The summer heat is blazing, but it’s never too early to think about how to jazz up your curriculum in the coming school year. Why not plan ahead to celebrate the holidays?
By holidays, I mean all American holidays, not just Christmas. Don’t overlook Labor Day, Veterans Day, and Thanksgiving in the fall; Martin Luther King Day, Presidents Day, and Valentines Day in the winter; and St. Patrick’s Day, Easter, and Memorial Day in the spring. The holidays can bring both excitement and learning to your homeschool.
I know the holidays are easy to overlook in homeschooling. There is math and grammar to be finished, handwriting to be practiced—not to mention the piles of laundry and dishes. The holidays can seem like just one more thing to tack onto an already a huge amount of work.
But celebrating the holidays is worth it. Here are 5 benefits that the holidays can bring.
1. Holidays Help Students Learn History
There are rich histories behind each of our holidays. Unfortunately, many of these rich histories are not taught in schools. Do you know that Labor Day came out of a Pullman railroad strike? Do you know why we observe a moment of silence at 11 o’clock a.m. on Veterans Day? Do you know what the Pilgrims really ate on the first Thanksgiving? Many people do not. But dig a little deeper into each of the holidays, and you will discover some fascinating people, events, and facts.
2. Holidays Break Up the Homeschool RoutineIt is easy to sink into the homeschooling doldrums. The shine of new schoolbooks soon wears off. Erasers wear down. Crayons break into pieces. If your homeschool is anything like mine, complaining about math flashcards and sentence diagramming will rapidly ensue. Marking the holidays is a great way to break the homeschool routine. A special meal or baking project—we do waffles served on china and a special red tablecloth for Valentines Day breakfast—or project or craft can really get your kids excited and back into the groove of learning.
3. Holidays Help Students to Get Involved
Too often, our kids' learning is limited to the walls of our home and the words of the curriculum we purchased. But the best learning—hands-on learning—takes place outside of our homes. The holidays are a great time to help students get involved in the world beyond. For example, Veterans Day is a great time to serve those who have served our country. Memorial Day is the perfect occasion to visit a local war memorial to learn more about a foreign war and the people who served in it. Martin Luther King Day is a great time to do a community service project. The opportunities for getting involved are limitless!
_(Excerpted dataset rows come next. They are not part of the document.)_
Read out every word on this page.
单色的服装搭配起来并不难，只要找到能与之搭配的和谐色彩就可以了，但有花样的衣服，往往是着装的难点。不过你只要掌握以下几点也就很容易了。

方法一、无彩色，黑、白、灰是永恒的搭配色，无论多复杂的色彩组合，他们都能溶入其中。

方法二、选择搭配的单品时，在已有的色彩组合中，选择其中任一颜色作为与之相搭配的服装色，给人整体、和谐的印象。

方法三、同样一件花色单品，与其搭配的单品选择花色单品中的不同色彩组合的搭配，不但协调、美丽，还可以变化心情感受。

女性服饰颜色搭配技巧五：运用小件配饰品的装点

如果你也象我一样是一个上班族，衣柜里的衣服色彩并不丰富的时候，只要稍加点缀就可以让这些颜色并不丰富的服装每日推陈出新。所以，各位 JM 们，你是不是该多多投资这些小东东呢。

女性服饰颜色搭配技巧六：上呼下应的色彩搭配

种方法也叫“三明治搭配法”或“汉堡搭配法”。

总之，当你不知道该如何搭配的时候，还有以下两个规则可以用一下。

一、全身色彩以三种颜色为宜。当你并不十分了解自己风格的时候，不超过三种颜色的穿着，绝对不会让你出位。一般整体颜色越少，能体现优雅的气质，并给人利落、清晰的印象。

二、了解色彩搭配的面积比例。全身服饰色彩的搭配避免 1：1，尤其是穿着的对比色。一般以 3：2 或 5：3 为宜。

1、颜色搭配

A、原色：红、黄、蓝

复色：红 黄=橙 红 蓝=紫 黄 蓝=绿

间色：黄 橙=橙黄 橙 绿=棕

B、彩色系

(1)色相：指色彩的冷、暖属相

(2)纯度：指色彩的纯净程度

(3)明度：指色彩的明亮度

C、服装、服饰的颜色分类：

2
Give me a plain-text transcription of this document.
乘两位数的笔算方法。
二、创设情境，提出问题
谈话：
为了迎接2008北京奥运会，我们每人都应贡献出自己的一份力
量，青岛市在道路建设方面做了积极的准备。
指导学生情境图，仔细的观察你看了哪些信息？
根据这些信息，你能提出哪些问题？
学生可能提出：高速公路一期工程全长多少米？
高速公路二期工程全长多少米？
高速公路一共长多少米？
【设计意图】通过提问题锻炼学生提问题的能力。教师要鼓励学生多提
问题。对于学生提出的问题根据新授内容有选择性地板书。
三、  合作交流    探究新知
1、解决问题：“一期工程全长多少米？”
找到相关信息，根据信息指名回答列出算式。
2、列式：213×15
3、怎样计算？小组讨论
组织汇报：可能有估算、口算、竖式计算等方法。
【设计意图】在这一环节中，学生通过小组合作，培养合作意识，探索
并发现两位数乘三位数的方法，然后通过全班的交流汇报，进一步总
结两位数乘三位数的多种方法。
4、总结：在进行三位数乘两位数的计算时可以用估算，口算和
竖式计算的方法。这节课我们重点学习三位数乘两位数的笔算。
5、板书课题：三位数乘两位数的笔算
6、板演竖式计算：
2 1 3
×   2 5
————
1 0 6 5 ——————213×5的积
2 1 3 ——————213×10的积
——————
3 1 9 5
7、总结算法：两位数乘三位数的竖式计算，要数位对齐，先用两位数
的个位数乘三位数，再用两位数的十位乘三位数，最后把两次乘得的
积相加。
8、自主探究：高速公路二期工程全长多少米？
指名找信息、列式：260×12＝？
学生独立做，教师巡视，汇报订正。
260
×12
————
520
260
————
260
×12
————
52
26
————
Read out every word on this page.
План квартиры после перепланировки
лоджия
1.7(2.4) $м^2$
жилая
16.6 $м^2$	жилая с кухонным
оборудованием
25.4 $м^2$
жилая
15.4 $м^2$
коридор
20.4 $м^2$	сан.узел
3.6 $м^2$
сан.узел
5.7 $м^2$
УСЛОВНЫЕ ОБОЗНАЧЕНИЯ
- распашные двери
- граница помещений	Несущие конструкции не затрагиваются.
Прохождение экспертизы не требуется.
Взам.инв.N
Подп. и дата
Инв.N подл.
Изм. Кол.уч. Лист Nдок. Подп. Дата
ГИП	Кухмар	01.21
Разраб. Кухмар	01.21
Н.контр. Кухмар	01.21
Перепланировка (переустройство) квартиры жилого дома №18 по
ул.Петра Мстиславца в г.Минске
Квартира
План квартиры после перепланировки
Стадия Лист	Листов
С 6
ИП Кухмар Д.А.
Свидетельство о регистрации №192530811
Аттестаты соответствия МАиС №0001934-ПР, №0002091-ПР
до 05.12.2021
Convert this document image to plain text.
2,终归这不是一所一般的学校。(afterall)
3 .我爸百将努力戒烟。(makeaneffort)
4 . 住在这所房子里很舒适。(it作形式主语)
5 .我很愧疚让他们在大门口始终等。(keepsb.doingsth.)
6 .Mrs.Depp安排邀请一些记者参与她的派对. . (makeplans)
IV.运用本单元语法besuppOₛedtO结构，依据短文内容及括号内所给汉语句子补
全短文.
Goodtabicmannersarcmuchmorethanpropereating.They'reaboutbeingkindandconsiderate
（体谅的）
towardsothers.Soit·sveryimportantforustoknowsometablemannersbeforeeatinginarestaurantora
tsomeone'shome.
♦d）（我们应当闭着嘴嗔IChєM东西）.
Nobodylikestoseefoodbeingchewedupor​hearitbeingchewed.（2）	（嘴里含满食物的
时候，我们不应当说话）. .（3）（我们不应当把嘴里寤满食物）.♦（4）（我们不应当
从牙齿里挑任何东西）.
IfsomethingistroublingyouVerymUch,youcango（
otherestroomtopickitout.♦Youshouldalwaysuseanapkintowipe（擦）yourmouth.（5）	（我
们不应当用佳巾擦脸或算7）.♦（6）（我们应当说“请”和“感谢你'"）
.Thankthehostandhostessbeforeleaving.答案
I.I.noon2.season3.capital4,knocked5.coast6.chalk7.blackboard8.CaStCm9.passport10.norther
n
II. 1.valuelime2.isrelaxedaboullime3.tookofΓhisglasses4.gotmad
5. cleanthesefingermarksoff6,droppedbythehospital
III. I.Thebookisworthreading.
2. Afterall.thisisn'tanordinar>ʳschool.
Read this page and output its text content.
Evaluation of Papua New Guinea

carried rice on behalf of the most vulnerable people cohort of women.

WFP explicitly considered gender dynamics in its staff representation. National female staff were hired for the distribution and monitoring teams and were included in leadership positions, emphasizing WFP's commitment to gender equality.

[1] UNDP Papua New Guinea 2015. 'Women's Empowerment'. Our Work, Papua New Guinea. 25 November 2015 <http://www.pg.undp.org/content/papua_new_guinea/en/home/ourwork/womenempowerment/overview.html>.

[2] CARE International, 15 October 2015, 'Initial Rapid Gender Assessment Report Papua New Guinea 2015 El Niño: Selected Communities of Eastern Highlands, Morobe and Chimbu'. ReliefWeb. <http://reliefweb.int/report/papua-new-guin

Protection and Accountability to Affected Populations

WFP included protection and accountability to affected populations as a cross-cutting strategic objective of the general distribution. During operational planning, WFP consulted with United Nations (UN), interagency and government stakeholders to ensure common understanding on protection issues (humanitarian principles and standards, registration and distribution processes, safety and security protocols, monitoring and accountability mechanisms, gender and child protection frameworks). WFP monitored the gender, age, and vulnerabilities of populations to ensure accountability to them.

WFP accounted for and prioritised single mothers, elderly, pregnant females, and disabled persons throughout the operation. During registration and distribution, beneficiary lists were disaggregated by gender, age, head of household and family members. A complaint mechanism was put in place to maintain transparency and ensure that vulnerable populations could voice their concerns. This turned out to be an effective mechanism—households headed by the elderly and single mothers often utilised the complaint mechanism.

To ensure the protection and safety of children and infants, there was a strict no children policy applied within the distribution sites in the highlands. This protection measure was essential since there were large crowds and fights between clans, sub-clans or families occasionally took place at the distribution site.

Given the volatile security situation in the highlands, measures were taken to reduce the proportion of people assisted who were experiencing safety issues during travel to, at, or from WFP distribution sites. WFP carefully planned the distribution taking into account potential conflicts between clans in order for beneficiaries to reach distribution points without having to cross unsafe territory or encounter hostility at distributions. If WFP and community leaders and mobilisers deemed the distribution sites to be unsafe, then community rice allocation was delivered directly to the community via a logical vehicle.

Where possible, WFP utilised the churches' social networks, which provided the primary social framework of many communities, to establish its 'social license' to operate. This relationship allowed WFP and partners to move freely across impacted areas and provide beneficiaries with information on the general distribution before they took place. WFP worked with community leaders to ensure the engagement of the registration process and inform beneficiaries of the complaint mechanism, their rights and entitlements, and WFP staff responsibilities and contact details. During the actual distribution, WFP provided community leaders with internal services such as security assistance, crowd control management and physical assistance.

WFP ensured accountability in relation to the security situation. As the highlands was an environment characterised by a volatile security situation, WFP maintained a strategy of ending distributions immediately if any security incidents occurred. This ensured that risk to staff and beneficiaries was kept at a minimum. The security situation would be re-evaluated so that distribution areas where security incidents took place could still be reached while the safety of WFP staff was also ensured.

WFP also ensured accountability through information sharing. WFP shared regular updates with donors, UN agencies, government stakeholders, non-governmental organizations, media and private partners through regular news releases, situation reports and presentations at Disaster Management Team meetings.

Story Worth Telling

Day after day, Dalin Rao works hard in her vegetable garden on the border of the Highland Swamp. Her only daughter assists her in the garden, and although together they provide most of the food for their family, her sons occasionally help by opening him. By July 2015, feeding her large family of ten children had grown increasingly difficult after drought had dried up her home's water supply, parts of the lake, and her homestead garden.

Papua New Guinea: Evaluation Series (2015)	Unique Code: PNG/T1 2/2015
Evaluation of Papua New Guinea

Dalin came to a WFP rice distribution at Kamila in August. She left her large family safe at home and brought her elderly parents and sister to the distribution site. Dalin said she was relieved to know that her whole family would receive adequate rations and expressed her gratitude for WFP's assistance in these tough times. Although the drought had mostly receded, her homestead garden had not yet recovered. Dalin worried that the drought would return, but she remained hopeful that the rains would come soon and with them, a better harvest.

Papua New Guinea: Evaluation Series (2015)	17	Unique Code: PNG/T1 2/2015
4. Holidays Instill Shared Culture and Values
Holidays are about togetherness. They are about shared values and traditions. They are about uniquely American values and what makes our country great. The holidays can really bring these values home to students. Thanksgiving is a great time to learn about freedom of religion in the New World. Martin Luther King Day highlights the struggle for equality. Memorial Day shows how some have given all to preserve democracy.
5. Holidays Help Families Make Memories
One of the goals of our homeschool is to make memories. When our curriculum is not working and the kids are bored, I know I need to refocus on our goal of making memories. The holidays are perfect for memory-making. Stringing popcorn for the Christmas tree together, crafting valentines together, participating in a service project together—these are all great ways to make memories as a family.
So, consider intentionally marking the holidays in your homeschool this year. The little extra effort will be worth it!